Quarrying Dataspaces: Schemaless Profiling of Unfamiliar Information Sources
Source: Portland State University
It is often assumed that traditional data integration and analysis approaches are familiar with the structure, semantics and capabilities of the available information sources prior to the effective use of applicable tools. This assumption however is false in practical. In this paper database profiling is used as the cardinal activity when a project is started in a database which is not familiar. The meaning of database profiling is to analyze structures and properties exposed by an information source that allows assessment of the utility and significance of the data source as a whole, assessment of compatibility with services of dataspace support platform and to determinate and externalize structure for preparing specific data applications.
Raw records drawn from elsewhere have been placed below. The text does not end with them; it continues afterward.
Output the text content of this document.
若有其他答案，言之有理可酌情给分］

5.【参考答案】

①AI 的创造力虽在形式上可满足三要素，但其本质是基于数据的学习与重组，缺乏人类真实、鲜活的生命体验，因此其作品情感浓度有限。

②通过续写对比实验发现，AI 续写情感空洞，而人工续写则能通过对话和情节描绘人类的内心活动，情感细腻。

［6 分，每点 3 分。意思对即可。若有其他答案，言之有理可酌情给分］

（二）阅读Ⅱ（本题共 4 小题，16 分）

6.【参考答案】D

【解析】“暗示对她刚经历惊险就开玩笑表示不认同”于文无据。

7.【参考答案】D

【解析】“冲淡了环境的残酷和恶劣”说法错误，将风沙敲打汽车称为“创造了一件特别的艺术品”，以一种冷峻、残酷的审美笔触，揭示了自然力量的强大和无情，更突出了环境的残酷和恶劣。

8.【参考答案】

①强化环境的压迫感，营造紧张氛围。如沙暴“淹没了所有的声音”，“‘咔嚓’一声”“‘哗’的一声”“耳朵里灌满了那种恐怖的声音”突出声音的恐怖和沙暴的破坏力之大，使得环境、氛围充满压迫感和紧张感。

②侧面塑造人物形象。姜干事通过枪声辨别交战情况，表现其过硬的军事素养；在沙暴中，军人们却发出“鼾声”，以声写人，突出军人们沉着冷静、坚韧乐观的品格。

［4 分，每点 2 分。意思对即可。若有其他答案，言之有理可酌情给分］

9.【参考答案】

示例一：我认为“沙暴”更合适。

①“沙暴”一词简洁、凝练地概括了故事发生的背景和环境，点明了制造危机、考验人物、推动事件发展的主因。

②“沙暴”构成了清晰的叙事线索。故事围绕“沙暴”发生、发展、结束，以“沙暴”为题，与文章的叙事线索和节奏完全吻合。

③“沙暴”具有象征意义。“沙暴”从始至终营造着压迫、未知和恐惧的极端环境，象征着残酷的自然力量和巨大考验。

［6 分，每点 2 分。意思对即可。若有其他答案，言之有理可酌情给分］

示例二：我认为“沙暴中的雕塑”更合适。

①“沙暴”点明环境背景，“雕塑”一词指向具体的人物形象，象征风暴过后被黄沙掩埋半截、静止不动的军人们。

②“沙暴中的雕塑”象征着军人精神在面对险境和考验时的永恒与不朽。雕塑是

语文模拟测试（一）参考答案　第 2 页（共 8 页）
This article defines dataspace profiling and articulating requirements for dataspace profilers. The paper then describes the Quarry system offering a general browse and query interface for supporting dataspace profiling activities which includes path profiling, over a range of information sources with least cost to setup and minimum a priori suppositions. The paper also highlights on the strong performance of the techniques used in Quarry in large scale applications. Quarry is specifically used to profile a thorough standard for medication classification supplied under a general plan and the metadata for observation of environment and forecasting system. It is observed that in these contexts Quarry offers more benefits over the existing tools. Thus the Quarry system might serve as a dataspace profiling tool in future.